Portland’s retail scene may be a touch eclectic — think bone broth bars and hipster outdoor gear alongside Nike, Nordstrom and Macy’s — but it’s dense enough to help fuel economic health and vibrant neighborhoods.

So says a new report from Portland think tank City Observatory, which looks at the “economic and social benefits of clustered, customer-facing retail and service businesses.” According to the report, storefront clusters can be an important indicator of economic prosperity and lively neighborhoods. The more the merrier, in fact.

“Downtowns, main streets and shopping districts are important public spaces for cities,” said Joe Cortright, economist and founding director of City Observatory, in a release. “When clustered together, these customer-facing businesses shape walkability, activate streets and make urban neighborhoods better places to live.”

The report looked at 51 metropolitan regions across the country and ranked them based on the number of businesses clustered close to each other within three miles of the city center.

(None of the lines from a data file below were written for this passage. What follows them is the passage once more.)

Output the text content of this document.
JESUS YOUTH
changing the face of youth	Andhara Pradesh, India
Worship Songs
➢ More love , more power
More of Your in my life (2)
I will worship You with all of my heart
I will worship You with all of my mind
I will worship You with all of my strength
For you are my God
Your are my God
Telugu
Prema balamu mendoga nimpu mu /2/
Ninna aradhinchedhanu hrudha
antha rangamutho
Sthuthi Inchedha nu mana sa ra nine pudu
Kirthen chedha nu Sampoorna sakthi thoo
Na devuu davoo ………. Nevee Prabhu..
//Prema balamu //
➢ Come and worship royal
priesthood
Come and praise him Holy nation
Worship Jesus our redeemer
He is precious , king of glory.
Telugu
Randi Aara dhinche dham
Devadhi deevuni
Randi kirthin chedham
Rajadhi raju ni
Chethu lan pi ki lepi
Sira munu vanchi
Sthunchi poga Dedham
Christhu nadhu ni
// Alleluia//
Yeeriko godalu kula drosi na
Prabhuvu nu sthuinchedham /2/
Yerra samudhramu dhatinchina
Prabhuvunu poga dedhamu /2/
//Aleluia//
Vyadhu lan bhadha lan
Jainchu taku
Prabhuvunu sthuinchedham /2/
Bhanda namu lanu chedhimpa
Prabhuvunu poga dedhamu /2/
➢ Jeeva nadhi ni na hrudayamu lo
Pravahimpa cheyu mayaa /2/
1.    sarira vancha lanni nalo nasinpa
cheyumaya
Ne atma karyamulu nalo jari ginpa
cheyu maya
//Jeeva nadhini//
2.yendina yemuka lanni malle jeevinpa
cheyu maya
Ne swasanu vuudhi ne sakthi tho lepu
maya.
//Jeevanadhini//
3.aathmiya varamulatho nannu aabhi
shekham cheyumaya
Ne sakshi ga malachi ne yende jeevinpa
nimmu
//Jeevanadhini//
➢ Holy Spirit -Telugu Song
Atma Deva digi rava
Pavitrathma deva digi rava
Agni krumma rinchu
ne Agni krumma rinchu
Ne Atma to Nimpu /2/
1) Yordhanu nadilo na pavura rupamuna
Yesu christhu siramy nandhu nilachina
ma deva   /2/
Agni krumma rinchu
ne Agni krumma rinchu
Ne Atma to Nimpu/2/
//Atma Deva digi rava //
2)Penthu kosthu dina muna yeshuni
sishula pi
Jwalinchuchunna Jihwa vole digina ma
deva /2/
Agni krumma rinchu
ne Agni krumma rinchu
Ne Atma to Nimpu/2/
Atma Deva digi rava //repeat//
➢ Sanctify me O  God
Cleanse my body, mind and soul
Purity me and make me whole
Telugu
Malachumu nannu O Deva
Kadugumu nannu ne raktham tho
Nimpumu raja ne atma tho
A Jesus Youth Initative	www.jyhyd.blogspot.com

City Observatory defined storefront clusters as “groups of customer-facing retail and service businesses located within easy walking distance of one another.” The report also provides data to show that vibrant storefront areas provide more consumer choice, lower prices, better walkability and jobs for local residents.

New York, with 9,905 storefronts, landed at the top spot on the list, followed by San Francisco (5,777) and Los Angeles (3,173). Portland nabbed the number 10 spot with 1,686 storefronts within three miles of the city center. Seattle narrowly edged out Portland for the No. 9 spot with 1,694 storefronts.